In this work, we used the double exchange model and studied the transport properties of the electronic states across the superconducting skyrmion crystal (SkX)–normal SkX interface. By calculating ...the energy dispersion and the real-space wave function of the electronic states we found topologically protected edge zero modes in the superconducting SkX nanoribbon. By consideration of the symmetry of the Hamiltonian of the bulk superconducting SkX and its nanoribbon, we found that they belong to the symmetry class D and support Majorana edge modes. To demonstrate the transport properties of these zero edge modes, we used the Green's function method and calculated the Andreev reflection coefficients of the electronic states across the superconducting SkX–normal SkX interface. Zero-mode-induced Andreev reflection peaks are demonstrated and also reflected in the tunneling current.
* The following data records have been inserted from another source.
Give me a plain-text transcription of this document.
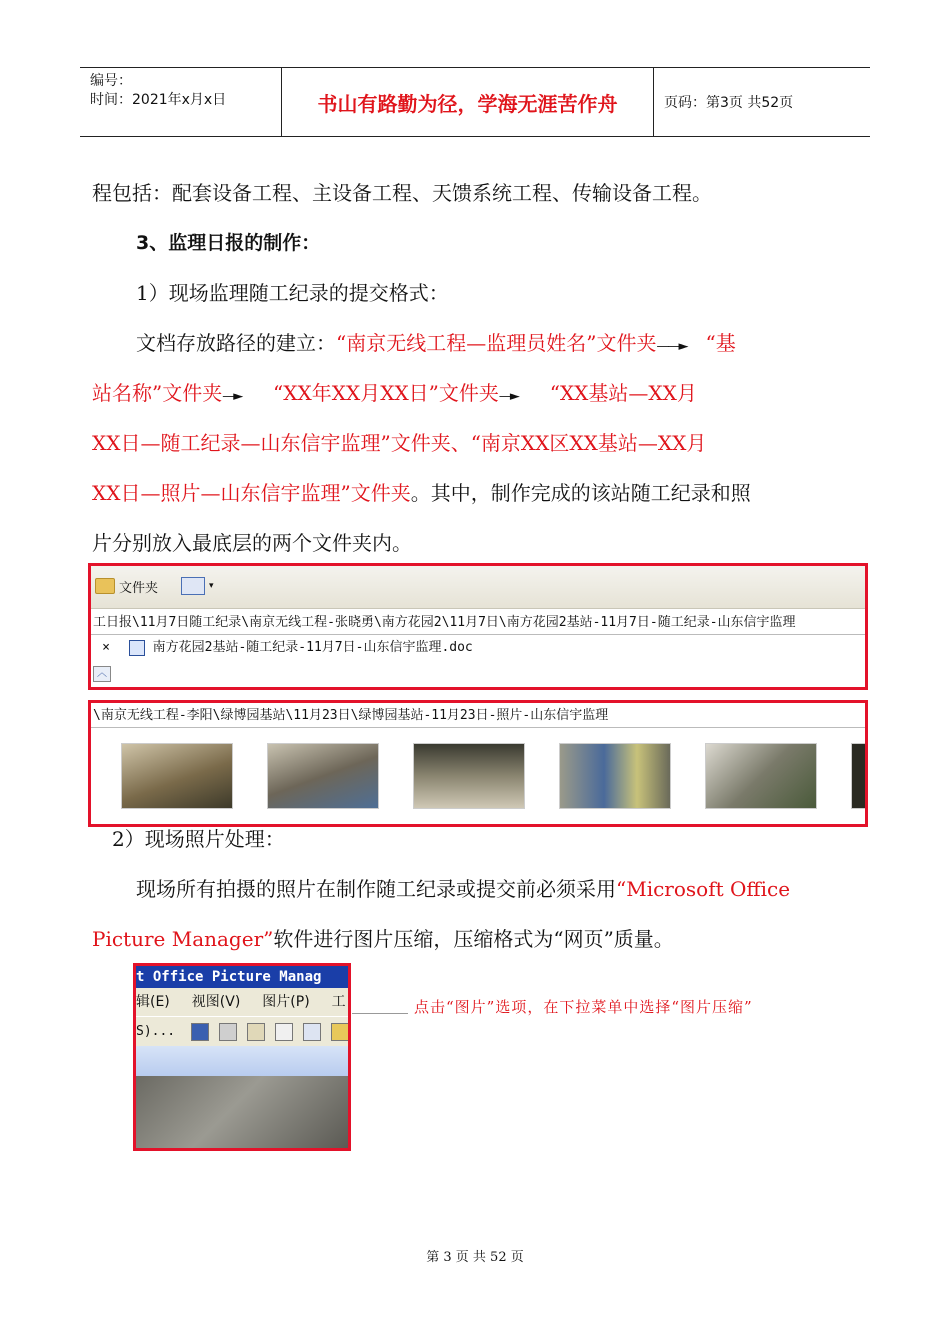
编号：
时间：2021年x月x日	书山有路勤为径，学海无涯苦作舟	页码：第3页 共52页
程包括：配套设备工程、主设备工程、天馈系统工程、传输设备工程。
3、监理日报的制作：
1）现场监理随工纪录的提交格式：
文档存放路径的建立：“南京无线工程—监理员姓名”文件夹——► “基
站名称”文件夹—► “XX年XX月XX日”文件夹—► “XX基站—XX月
XX日—随工纪录—山东信宇监理”文件夹、“南京XX区XX基站—XX月
XX日—照片—山东信宇监理”文件夹。其中，制作完成的该站随工纪录和照
片分别放入最底层的两个文件夹内。
文件夹	▾
工日报\11月7日随工纪录\南京无线工程-张晓勇\南方花园2\11月7日\南方花园2基站-11月7日-随工纪录-山东信宇监理
×	南方花园2基站-随工纪录-11月7日-山东信宇监理.doc
︿
\南京无线工程-李阳\绿博园基站\11月23日\绿博园基站-11月23日-照片-山东信宇监理
2）现场照片处理：
现场所有拍摄的照片在制作随工纪录或提交前必须采用“Microsoft Office
Picture Manager”软件进行图片压缩，压缩格式为“网页”质量。
t Office Picture Manag
辑(E) 视图(V) 图片(P) 工
S)...
点击“图片”选项，在下拉菜单中选择“图片压缩”
第 3 页 共 52 页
Single-channel conductance is quantized at 2e2/h and 4e2/h for two-fold and four-fold degenerate Majorana bound states, respectively.
•The non-equilibrium Green's function method is extended to the double-exchange model of the superconducting skyrmion crystal.•Majorana states at the edges of the infinitely long superconducting skyrmion crystal nanoribbon are found.•Transport properties of the superconducting skyrmion crystal—normal skyrmion crystal junction are investigated.